K22R is useful because lysine and arginine are both positively charged, but arginine can make stronger hydrogen-bonding or salt-bridge interactions.
Expected benefit:
- preserves basic character
- adds solubility through Q9E
- avoids the membrane region
Main risk:
- charge redistribution could change an interaction site
Mutant 4: P6S, A14T, E24D
This mutant increases polar character while staying fairly close to the original sequence. P6S replaces proline with serine, A14T adds a hydroxyl group, and E24D keeps an acidic residue but shortens the side chain.
Expected benefit:
- improved polar character
- possible improvement in folding flexibility
- keeps acidic character at residue 24
Main risk:
- P6S may make the local region too flexible
Mutant 5: Q10N, T13S, H23N
This is the least aggressive design. Q10N keeps amide chemistry but shortens the side chain. T13S is conservative. H23N removes the histidine imidazole and replaces it with a polar amide.
Expected benefit:
- low disruption risk
- improved polar character
- reduced pH sensitivity
Main risk:
- changes may be too small to produce a meaningful improvement
Mutant Ranking
I ranked the mutants by balancing stability, solubility, and risk to lysis function.

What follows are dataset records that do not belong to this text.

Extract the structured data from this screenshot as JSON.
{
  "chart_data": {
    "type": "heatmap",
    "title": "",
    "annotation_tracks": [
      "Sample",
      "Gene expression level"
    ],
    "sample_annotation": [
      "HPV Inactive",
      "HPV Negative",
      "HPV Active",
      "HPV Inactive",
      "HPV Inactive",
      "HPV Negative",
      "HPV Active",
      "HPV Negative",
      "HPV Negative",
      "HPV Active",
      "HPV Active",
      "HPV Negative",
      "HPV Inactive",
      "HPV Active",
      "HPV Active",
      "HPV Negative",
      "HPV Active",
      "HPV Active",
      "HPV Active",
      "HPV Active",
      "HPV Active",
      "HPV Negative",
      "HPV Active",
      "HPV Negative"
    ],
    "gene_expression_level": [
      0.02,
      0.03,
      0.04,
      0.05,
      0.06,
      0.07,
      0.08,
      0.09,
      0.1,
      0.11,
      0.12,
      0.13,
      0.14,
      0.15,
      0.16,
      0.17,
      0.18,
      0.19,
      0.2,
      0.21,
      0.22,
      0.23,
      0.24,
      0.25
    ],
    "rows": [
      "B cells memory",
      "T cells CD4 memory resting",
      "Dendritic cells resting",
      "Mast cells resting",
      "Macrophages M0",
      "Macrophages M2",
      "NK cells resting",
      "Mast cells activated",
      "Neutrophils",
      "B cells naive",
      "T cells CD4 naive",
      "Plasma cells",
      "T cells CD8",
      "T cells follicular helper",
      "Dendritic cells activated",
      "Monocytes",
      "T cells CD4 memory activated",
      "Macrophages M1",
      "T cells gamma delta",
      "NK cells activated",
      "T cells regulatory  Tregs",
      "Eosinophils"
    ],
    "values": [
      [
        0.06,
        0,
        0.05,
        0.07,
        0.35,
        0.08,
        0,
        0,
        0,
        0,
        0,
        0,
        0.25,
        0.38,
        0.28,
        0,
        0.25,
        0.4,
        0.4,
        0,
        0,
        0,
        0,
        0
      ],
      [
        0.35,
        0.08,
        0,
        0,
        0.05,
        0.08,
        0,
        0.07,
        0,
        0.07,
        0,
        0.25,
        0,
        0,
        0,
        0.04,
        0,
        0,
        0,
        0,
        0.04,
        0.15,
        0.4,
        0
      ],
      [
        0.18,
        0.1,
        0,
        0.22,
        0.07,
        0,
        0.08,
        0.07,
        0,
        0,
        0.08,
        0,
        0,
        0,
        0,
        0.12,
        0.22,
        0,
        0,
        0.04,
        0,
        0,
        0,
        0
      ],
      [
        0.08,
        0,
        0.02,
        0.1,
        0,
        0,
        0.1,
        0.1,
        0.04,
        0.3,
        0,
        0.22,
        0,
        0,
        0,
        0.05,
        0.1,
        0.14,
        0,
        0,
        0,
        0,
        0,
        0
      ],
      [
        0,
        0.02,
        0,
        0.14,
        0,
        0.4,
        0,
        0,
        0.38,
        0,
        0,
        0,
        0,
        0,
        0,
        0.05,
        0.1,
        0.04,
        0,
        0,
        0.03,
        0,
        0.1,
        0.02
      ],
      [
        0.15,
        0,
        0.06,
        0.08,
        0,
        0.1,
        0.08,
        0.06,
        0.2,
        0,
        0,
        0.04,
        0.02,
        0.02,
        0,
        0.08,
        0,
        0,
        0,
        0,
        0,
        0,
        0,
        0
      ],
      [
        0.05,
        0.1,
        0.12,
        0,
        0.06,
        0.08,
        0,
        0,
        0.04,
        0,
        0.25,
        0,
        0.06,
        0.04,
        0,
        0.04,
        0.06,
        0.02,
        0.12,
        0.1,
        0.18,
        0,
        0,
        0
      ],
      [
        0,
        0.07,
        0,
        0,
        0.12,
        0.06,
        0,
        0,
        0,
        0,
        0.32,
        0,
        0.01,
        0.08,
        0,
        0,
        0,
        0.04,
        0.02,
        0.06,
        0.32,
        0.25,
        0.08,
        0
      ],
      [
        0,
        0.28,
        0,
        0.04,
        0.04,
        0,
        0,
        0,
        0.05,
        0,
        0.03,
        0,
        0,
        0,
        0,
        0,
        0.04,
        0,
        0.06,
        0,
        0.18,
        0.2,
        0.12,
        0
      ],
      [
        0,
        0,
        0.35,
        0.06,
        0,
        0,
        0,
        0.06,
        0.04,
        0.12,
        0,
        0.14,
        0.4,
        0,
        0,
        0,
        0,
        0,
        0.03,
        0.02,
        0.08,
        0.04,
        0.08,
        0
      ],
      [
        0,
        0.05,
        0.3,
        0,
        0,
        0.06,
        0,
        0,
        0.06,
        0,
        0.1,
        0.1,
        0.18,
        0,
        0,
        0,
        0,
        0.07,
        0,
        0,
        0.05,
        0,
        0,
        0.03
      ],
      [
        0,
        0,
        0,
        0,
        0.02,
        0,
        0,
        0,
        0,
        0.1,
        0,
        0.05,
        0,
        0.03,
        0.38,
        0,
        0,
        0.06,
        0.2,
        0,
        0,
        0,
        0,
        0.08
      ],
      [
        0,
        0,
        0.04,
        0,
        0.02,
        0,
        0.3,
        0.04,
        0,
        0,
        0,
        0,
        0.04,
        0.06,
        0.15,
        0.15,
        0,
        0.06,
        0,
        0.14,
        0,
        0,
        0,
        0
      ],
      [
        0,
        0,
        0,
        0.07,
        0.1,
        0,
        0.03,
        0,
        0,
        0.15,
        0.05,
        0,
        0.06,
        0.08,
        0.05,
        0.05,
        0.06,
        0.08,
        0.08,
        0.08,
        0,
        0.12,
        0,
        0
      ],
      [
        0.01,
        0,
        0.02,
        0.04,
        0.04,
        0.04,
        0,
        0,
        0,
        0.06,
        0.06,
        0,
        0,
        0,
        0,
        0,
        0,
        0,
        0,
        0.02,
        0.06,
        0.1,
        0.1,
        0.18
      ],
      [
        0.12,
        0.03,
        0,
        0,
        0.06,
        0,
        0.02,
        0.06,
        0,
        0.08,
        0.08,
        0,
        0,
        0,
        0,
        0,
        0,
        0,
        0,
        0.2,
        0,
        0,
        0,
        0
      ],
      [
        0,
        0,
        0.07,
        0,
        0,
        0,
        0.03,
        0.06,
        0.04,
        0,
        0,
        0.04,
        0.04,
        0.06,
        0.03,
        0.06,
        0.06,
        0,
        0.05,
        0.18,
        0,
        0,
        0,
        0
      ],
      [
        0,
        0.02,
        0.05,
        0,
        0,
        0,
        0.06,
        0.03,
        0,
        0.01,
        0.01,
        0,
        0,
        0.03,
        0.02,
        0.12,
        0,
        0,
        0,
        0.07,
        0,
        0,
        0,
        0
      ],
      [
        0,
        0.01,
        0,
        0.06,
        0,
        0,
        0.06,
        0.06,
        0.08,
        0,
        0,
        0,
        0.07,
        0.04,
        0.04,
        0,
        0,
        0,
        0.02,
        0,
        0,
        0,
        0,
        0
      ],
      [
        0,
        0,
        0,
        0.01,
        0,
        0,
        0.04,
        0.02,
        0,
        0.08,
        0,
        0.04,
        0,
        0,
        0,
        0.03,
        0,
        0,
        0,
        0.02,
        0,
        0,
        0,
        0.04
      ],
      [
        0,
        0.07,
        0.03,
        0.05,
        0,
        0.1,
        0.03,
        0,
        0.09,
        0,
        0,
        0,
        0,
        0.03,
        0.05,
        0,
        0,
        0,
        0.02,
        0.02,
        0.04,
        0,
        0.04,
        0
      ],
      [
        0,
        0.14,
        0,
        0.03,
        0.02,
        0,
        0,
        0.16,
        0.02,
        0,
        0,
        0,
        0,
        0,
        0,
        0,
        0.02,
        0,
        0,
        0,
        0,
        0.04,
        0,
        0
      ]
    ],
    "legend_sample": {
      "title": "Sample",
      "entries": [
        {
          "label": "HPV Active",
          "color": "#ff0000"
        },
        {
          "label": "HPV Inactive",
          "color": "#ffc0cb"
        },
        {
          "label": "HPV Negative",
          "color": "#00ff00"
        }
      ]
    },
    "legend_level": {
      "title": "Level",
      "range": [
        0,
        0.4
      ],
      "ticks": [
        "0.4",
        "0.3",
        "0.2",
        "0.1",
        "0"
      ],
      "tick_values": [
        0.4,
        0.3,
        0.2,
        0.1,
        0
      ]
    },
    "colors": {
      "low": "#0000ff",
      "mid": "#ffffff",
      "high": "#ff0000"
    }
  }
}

| Rank | Mutant | Reason |
|---|---|---|
| 1 | M1: Q8E, T12S, A14S | Best balance of solubility and low disruption |
| 2 | M3: Q9E, S11T, K22R | Conservative and charge-preserving |
| 3 | M5: Q10N, T13S, H23N | Safest but possibly small effect |
| 4 | M4: P6S, A14T, E24D | Reasonable but proline mutation adds risk |
| 5 | M2: F5Y, P6A, H23Q | Interesting but most disruptive |
If I had to pick one mutant to test first, I would choose M1.
Selected mutant:
M1: Q8E, T12S, A14S
I chose M1 because it improves polarity in the soluble region without making the protein more hydrophobic or changing the membrane-associated region.
How I Would Test the Mutants
A good L-protein mutant should improve folding or stability without reducing lysis activity. Stability alone is not enough because the biological function has to be preserved.
I would evaluate the mutants using:
- predicted folding confidence
- preservation of the hydrophobic membrane-associated region
- lack of major structural disruption
- solubility of the N-terminal region
- preservation of lysis activity in bacteria
Experimentally, the key test would be whether the mutant still lyses E. coli efficiently. If a mutant folds better but does not lyse cells, it would not be useful.